Mitochondrial myopathies are diseases of the respiratory chain that lead to impaired muscle function. Mutations in mitochondrial DNA (mtDNA) have been proposed to cause weakness by inducing atrophy of skeletal muscle. Here, we examined muscle function in mice that express a proof‐reading‐deficient version of PolgA and display an increased number of mutations in the mtDNA and a premature aging phenotype, to examine skeletal muscle function. Force and free cytosolic [Ca2+] ([Ca2+]i) were measured in isolated fast‐twitch muscles of 11 month old mice.

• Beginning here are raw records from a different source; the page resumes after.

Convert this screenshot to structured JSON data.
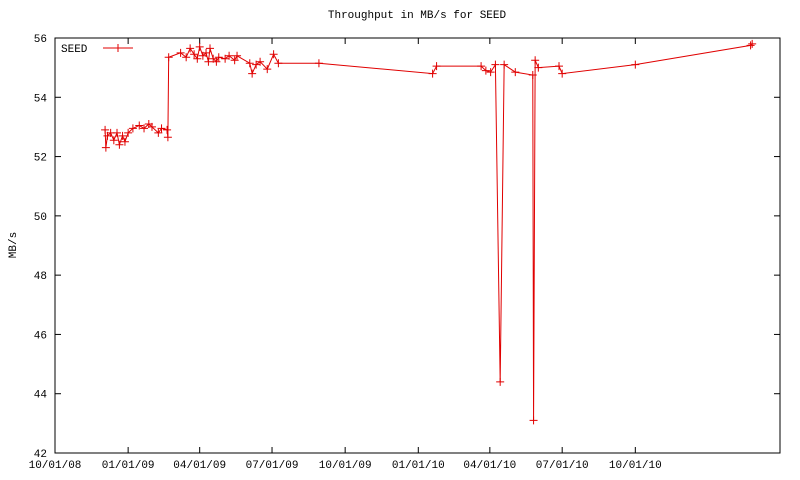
{
  "chart_data": {
    "type": "line",
    "title": "Throughput in MB/s for SEED",
    "y_label": "MB/s",
    "legend": "top-left",
    "xlim": [
      "2008-10-01",
      "2011-04-01"
    ],
    "xticks": [
      {
        "value": "2008-10-01",
        "label": "10/01/08"
      },
      {
        "value": "2009-01-01",
        "label": "01/01/09"
      },
      {
        "value": "2009-04-01",
        "label": "04/01/09"
      },
      {
        "value": "2009-07-01",
        "label": "07/01/09"
      },
      {
        "value": "2009-10-01",
        "label": "10/01/09"
      },
      {
        "value": "2010-01-01",
        "label": "01/01/10"
      },
      {
        "value": "2010-04-01",
        "label": "04/01/10"
      },
      {
        "value": "2010-07-01",
        "label": "07/01/10"
      },
      {
        "value": "2010-10-01",
        "label": "10/01/10"
      }
    ],
    "ylim": [
      42,
      56
    ],
    "yticks": [
      42,
      44,
      46,
      48,
      50,
      52,
      54,
      56
    ],
    "x": [
      "2008-12-03",
      "2008-12-04",
      "2008-12-06",
      "2008-12-10",
      "2008-12-14",
      "2008-12-18",
      "2008-12-21",
      "2008-12-25",
      "2008-12-28",
      "2009-01-01",
      "2009-01-07",
      "2009-01-15",
      "2009-01-21",
      "2009-01-27",
      "2009-01-31",
      "2009-02-08",
      "2009-02-12",
      "2009-02-19",
      "2009-02-20",
      "2009-02-21",
      "2009-03-08",
      "2009-03-15",
      "2009-03-20",
      "2009-03-25",
      "2009-03-29",
      "2009-04-01",
      "2009-04-05",
      "2009-04-09",
      "2009-04-12",
      "2009-04-14",
      "2009-04-18",
      "2009-04-22",
      "2009-04-25",
      "2009-05-03",
      "2009-05-08",
      "2009-05-15",
      "2009-05-18",
      "2009-06-03",
      "2009-06-06",
      "2009-06-11",
      "2009-06-16",
      "2009-06-25",
      "2009-07-03",
      "2009-07-09",
      "2009-08-29",
      "2010-01-19",
      "2010-01-24",
      "2010-03-21",
      "2010-03-27",
      "2010-04-02",
      "2010-04-08",
      "2010-04-14",
      "2010-04-19",
      "2010-05-03",
      "2010-05-25",
      "2010-05-26",
      "2010-05-28",
      "2010-06-01",
      "2010-06-27",
      "2010-07-01",
      "2010-10-01",
      "2011-02-23",
      "2011-02-25"
    ],
    "series": [
      {
        "name": "SEED",
        "color": "#e00000",
        "values": [
          52.9,
          52.3,
          52.7,
          52.8,
          52.55,
          52.8,
          52.4,
          52.7,
          52.5,
          52.8,
          52.95,
          53.05,
          52.95,
          53.1,
          53.0,
          52.8,
          52.95,
          52.9,
          52.65,
          55.35,
          55.5,
          55.35,
          55.65,
          55.45,
          55.3,
          55.7,
          55.4,
          55.5,
          55.2,
          55.65,
          55.3,
          55.2,
          55.35,
          55.3,
          55.4,
          55.25,
          55.4,
          55.15,
          54.8,
          55.1,
          55.2,
          54.95,
          55.45,
          55.15,
          55.15,
          54.8,
          55.05,
          55.05,
          54.9,
          54.85,
          55.1,
          44.4,
          55.1,
          54.85,
          54.75,
          43.1,
          55.25,
          55.0,
          55.05,
          54.8,
          55.1,
          55.75,
          55.8
        ]
      }
    ]
  }
}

EDL muscles from mtDNA mutator mice were significantly smaller than controls (7.7 ± 0.3 vs. 11.2 ± 0.6 mg) and produced less force at 100 Hz stimulation (149.2 ± 12.5 vs. 291.1 ± 28.4 mN), indicating reduced force due to muscle atrophy. However, when force was expressed per cross sectional area, mtDNA muscles were weaker than controls (199.8 ± 25.2 vs. 286.7 ± 24.0 kPa). This was accompanied by reduced [Ca2+]i during tetanic contractions in mtDNA muscles (0.9 ± 0.1 vs. 2.1 ± 0.7 μM) and a ~50% reduction in expression of sarcoplasmic reticulum Ca2+‐ATPase‐1 (SERCA1) was observed. In conclusion, skeletal muscle weakness occurs due to both muscle atrophy and impaired Ca2+ handling in muscles from mtDNA mutator mice.